Page:Eekhoud - La nouvelle Carthage.djvu/190

La bibliothèque libre.
Le texte de cette page a été corrigé et est conforme au fac-similé.

III

Le Riet-Dijk.


Au nombre des quartiers sur le point de disparaître se trouvait le Riet-Dijk : une venelle étroite s’étranglant derrière la bordure des maisons du quai de l’Escaut, aboutissant d’un côté à une façon de canal, bassin de batelage et garage de barques, de l’autre, à une artère plus large et plus longue, le Fossé-du-Bourg.

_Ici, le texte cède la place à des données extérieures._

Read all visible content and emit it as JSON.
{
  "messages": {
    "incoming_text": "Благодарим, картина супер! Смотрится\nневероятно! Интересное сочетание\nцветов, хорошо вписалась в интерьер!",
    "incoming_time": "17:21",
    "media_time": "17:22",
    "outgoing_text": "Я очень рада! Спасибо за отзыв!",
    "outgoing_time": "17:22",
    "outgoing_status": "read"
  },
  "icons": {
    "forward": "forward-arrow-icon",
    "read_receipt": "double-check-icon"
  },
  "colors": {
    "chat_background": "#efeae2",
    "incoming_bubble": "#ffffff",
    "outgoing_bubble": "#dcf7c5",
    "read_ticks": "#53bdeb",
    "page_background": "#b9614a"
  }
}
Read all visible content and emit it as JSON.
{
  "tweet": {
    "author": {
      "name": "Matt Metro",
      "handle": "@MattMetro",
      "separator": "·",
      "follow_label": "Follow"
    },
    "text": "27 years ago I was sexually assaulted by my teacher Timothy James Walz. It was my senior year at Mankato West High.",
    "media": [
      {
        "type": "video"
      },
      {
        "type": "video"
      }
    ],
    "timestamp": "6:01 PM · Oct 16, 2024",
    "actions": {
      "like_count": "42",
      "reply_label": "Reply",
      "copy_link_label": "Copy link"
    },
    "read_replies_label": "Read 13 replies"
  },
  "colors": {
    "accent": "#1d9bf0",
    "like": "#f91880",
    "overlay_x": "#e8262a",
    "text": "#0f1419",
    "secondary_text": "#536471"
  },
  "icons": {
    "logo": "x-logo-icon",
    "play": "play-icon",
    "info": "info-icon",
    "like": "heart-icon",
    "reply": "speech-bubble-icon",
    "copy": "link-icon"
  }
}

Riet-Dijk et Fossé-du-Bourg agglomèrent les lupanars. C’est le « coin de joie », le Blijden Hoek des anciennes chroniques. Dans la ruelle, les maisons galantes hautement tarifées ; dans la rue large, les gros numéros pour les fortunes modiques et précaires. Chaque caste, chaque catégorie de chalands trouve, en cet endroit, le bordel congruent : riches, officiers de marine, matelots, soldats.

Les uns joignent au confort et à l’élégance modernes le luxe des anciennes « étuves » et des maisons de baigneurs, bateaux de fleurs où le vice se complique, se raffine, se prolonge. Dans les autres, sommaires, primitifs, on cherche moins le plaisir que le soulagement ; les gaillards copieux, que congestionnent les continences prolongées, y dépensent leurs longues épargnes des nuits de chambrée et d’entrepont sans s’attarder aux fioritures et aux bagatelles de la porte, sans entraînement préparatoire, sans qu’il faille recourir aux émoustillants et aux aphrodisiaques. Ces bouges subalternes sont aux premiers ce que sont les bons débits de liqueurs où le soiffard se tient debout et siffle rapidement son vitriol sur le zinc, aux cafés où l’épicurien s’éternise et sirote, en gourmet, des élixirs parfumés.